Because of our deep commitment to sorting out this harmful conflation, the JVP Academic Council is concerned that the December 12 letter defers to the Anti-Defamation League.  While masquerading as a civil rights organization, the ADL has a long history of fomenting anti-Palestinian, Islamophobic, and anti-Black hate. It advocates for widespread government surveillance of Muslim communities; has a long history of attacking Black civil right organizations, from the Student Nonviolent Coordinating Committee (SNCC) to the Movement for Black Lives; it illegally infiltrated organizations that were fighting South African apartheid and has illegally spied on Arab-American organizations; and despite its protestations to the contrary, it has steadily conflated criticisms of Israel with antisemitism, in order to smear advocacy of Palestinian rights with the false charge of antisemitism.  Increasingly, moreover, the ADL disregards, or even excuses, actual antisemitism when it comes from those supportive of the Israeli state — as evidenced, most recently, by the ADL’s reprehensible response to Elon Musk’s Nazi salute

We are in a dangerous moment when the NAIS’s stated commitments to justice, equity, diversity, and inclusion are being tested.  An emboldened extreme right in the U.S. is pursuing a legislative and cultural push to curtail commitments to social justice and anti-racism.  In this context, we are disappointed to see the NAIS bow to the ADL’s reactionary pressure, and we urge the NAIS to renounce, and work to remedy the harms of, its letter of December 12: we thus endorse the “Call on NAIS to Correct the Record and Stand Against Hate,” posted by the Zinn Education Project. 

As Jews, we know that Jewish safety cannot be gained at the expense of Palestinian safety and liberation.  As Jews, we know that none of us are securely and sustainably free until all of us are fully free, no exceptions.  As Jews, we call upon the NAIS to meet the fundamental responsibility of educators to tell the truth and expose lies — by joining JVP and Drs.
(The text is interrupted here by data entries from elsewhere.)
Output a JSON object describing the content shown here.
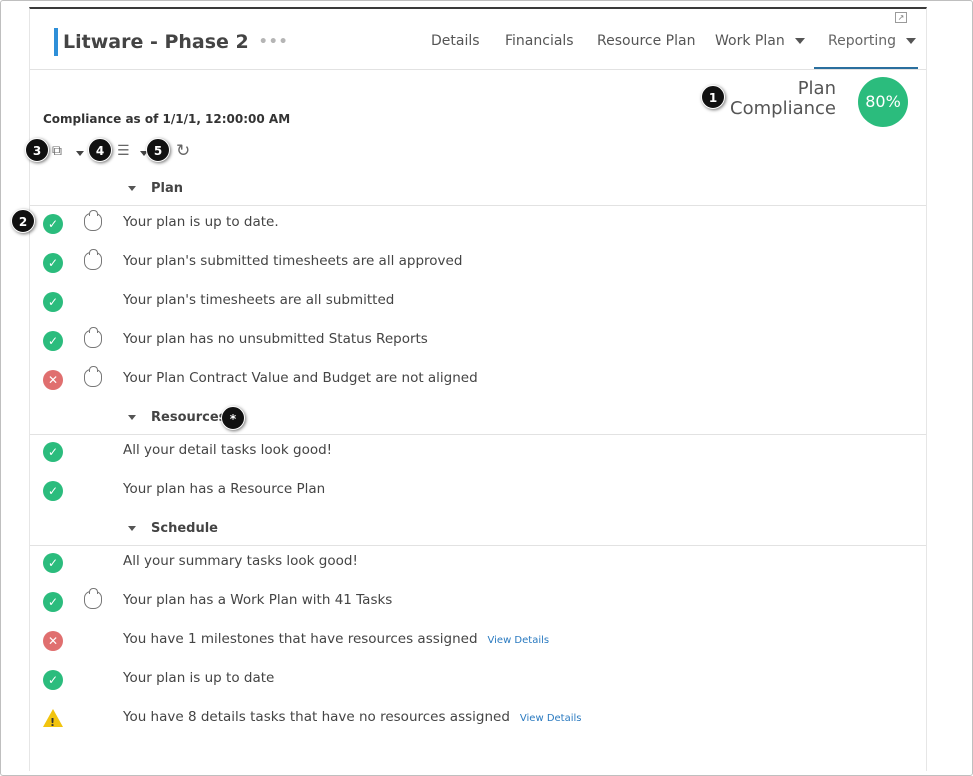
{
  "header": {
    "title": "Litware - Phase 2",
    "title_menu": "•••",
    "popout_icon": "popout-icon",
    "tabs": [
      {
        "label": "Details"
      },
      {
        "label": "Financials"
      },
      {
        "label": "Resource Plan"
      },
      {
        "label": "Work Plan",
        "dropdown": true
      },
      {
        "label": "Reporting",
        "dropdown": true,
        "active": true
      }
    ]
  },
  "compliance": {
    "label": "Plan\nCompliance",
    "percent_text": "80%",
    "percent": 80,
    "as_of": "Compliance as of 1/1/1, 12:00:00 AM",
    "accent": "#2bbc7d"
  },
  "toolbar": {
    "icons": [
      "copy-icon",
      "list-filter-icon",
      "refresh-icon"
    ]
  },
  "sections": [
    {
      "label": "Plan",
      "rows": [
        {
          "status": "ok",
          "shield": true,
          "text": "Your plan is up to date."
        },
        {
          "status": "ok",
          "shield": true,
          "text": "Your plan's submitted timesheets are all approved"
        },
        {
          "status": "ok",
          "shield": false,
          "text": "Your plan's timesheets are all submitted"
        },
        {
          "status": "ok",
          "shield": true,
          "text": "Your plan has no unsubmitted Status Reports"
        },
        {
          "status": "err",
          "shield": true,
          "text": "Your Plan Contract Value and Budget are not aligned"
        }
      ]
    },
    {
      "label": "Resources",
      "rows": [
        {
          "status": "ok",
          "shield": false,
          "text": "All your detail tasks look good!"
        },
        {
          "status": "ok",
          "shield": false,
          "text": "Your plan has a Resource Plan"
        }
      ]
    },
    {
      "label": "Schedule",
      "rows": [
        {
          "status": "ok",
          "shield": false,
          "text": "All your summary tasks look good!"
        },
        {
          "status": "ok",
          "shield": true,
          "text": "Your plan has a Work Plan with 41 Tasks"
        },
        {
          "status": "err",
          "shield": false,
          "text": "You have 1 milestones that have resources assigned",
          "link": "View Details"
        },
        {
          "status": "ok",
          "shield": false,
          "text": "Your plan is up to date"
        },
        {
          "status": "warn",
          "shield": false,
          "text": "You have 8 details tasks that have no resources assigned",
          "link": "View Details"
        }
      ]
    }
  ],
  "callouts": [
    "1",
    "2",
    "3",
    "4",
    "5",
    "*"
  ],
  "colors": {
    "ok": "#2bbc7d",
    "error": "#e06f6f",
    "warning": "#f2c40f",
    "title_accent": "#2e8fd8"
  }
}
Barakat and Benjamin in recognizing and standing against the Israeli genocide in Gaza. 

We look forward to your timely response to this letter, and we welcome the opportunity to work with the NAIS moving forward to support honest teaching about antisemitism, anti-Palestinian racism, and genocide in the schools that the NAIS serves.

Sincerely, 

Daniel A. Segal

On behalf of the Jewish Voice for Peace Academic Council

JVP is a national, grassroots organization working towards Palestinian freedom and Judaism beyond Zionism. With roughly 750,000 members, supporters, and participants in the last year, JVP is the largest such organization in the world. The Academic Council is a network of scholars within JVP with a shared commitment to JVP’s core values.